Un evento de recaudación de fondos se volvió viral tras un acto inesperado protagonizado por uno de los asistentes. Durante una subasta, un hombre cuya identidad no ha sido confirmada oficialmente, ofreció la cifra de $4,000 dólares por una guitarra acústica autografiada por la estrella del pop Taylor Swift. Sin embargo, lo que parecía ser un gesto de apoyo a la causa o fanatismo, dio un giro drástico cuando el comprador, tras recibir el instrumento en el escenario, tomó un martillo y comenzó a golpearlo repetidamente hasta dejarlo inservible.
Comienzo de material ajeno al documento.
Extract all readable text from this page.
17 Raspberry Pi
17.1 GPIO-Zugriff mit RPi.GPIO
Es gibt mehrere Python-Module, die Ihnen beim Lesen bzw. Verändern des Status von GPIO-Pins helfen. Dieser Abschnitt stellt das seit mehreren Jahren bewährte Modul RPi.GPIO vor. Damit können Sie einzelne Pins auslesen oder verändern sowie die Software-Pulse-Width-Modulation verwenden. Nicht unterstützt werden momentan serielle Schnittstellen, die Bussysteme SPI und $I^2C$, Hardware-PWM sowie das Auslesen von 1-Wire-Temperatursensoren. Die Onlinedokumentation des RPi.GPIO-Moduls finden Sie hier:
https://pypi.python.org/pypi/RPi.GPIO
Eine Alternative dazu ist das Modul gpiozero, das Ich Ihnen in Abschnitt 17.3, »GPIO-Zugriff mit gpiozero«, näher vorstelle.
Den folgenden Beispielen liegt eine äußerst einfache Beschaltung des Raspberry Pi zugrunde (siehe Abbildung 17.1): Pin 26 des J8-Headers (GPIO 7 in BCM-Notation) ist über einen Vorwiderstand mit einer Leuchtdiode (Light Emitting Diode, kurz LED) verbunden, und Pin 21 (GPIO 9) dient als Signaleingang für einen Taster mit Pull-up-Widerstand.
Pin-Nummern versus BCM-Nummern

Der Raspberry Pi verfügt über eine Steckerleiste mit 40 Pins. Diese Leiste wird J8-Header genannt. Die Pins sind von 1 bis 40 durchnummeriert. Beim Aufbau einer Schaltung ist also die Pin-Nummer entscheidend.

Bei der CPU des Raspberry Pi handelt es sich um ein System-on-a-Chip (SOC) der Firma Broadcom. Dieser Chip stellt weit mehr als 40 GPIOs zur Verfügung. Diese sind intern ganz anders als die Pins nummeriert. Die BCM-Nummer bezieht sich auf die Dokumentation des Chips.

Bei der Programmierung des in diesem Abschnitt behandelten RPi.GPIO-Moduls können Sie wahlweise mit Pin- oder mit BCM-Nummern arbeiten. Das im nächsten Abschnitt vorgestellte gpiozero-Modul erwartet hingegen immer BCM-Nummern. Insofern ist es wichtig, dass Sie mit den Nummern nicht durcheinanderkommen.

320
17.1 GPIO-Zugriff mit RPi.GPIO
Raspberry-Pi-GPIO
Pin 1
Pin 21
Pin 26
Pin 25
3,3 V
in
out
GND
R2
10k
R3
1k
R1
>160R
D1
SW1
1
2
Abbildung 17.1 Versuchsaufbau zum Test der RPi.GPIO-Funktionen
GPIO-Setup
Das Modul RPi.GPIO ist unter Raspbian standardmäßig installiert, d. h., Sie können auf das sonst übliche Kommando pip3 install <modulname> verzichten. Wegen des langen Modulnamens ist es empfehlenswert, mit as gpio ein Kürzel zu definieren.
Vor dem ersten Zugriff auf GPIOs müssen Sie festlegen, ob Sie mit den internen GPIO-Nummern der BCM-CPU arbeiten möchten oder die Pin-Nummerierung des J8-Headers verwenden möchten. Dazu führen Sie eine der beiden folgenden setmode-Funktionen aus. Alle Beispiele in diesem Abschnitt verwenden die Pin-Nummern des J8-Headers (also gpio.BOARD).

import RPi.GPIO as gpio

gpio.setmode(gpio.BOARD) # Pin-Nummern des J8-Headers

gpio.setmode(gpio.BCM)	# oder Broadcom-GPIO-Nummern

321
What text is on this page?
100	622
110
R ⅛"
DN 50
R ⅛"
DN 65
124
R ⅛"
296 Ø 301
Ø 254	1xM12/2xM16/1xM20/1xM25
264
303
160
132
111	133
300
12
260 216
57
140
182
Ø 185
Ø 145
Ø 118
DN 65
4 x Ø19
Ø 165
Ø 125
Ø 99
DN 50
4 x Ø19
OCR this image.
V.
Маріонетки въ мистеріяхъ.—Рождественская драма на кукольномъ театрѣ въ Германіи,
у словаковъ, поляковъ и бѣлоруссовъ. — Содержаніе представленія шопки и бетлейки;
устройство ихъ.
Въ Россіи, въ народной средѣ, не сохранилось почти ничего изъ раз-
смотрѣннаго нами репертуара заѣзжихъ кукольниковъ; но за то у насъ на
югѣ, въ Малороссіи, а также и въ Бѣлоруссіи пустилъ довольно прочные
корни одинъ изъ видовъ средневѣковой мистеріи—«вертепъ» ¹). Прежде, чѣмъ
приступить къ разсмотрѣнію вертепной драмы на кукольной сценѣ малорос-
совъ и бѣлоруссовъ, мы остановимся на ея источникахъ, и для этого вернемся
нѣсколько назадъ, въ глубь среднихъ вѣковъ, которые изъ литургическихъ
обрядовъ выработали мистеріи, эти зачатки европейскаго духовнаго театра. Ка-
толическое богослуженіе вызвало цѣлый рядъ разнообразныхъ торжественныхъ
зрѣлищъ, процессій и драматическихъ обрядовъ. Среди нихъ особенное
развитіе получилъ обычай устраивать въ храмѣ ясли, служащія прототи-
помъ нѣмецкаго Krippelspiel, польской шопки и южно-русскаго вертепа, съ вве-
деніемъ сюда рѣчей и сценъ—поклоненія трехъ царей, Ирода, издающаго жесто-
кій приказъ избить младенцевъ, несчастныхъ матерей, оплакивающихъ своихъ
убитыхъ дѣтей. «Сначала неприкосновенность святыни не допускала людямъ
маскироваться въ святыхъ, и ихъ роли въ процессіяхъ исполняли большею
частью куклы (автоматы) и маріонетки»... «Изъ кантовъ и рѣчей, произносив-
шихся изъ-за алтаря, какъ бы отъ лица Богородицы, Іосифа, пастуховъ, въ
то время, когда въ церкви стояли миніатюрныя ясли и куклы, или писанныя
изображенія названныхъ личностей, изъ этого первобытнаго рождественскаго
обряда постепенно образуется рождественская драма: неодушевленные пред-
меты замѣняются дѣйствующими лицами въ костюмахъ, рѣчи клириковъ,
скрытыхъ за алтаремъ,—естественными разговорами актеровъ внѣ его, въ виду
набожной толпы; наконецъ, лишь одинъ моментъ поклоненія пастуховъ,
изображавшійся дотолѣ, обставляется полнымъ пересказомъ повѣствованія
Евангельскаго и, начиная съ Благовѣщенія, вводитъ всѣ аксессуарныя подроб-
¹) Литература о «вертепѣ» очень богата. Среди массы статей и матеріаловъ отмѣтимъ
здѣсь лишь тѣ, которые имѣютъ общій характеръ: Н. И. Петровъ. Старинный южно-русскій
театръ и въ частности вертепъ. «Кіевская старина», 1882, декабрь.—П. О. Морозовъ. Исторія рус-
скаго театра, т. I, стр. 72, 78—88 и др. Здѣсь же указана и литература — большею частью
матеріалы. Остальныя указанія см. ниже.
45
El incidente, ha generado una ola de reacciones en redes sociales. Algunos usuarios interpretan la acción como una protesta política o cultural contra la artista, mientras que otros califican el acto como un desperdicio innecesario de dinero y un desplante hacia el trabajo de Taylor Swift. A pesar de la destrucción del objeto, los organizadores confirmaron que los fondos recaudados seguirán destinados a la causa benéfica original.
Polémica guitarra de Taylor Swift
El video del momento muestra al hombre sonriendo mientras destroza la madera del instrumento ante la mirada atónita y algunas risas de los presentes. Este tipo de comportamientos extremos contra artículos relacionados con Taylor Swift se han vuelto recurrentes en ciertos sectores que critican las posturas públicas de la cantante.
Hasta el momento, ni los representantes de Taylor Swift ni la casa de subastas han emitido un comunicado formal sobre el destino final de los restos de la guitarra. Lo que es seguro es que el acto logró su cometido de atraer la atención global, encendiendo nuevamente el debate sobre la polarización que rodea a las figuras más influyentes del espectáculo actual.
El evento ha reavivado discusiones sobre el valor simbólico de los objetos de coleccionismo y los límites del activismo o la protesta. Mientras algunos defienden el acto como una expresión de libertad, otros lo ven como un despilfarro y una falta de respeto al trabajo artístico.
Los organizadores del evento reiteraron que, aunque el objeto fue destruido, el dinero recaudado seguirá destinándose a la causa benéfica original, cumpliendo así con el objetivo principal de la subasta.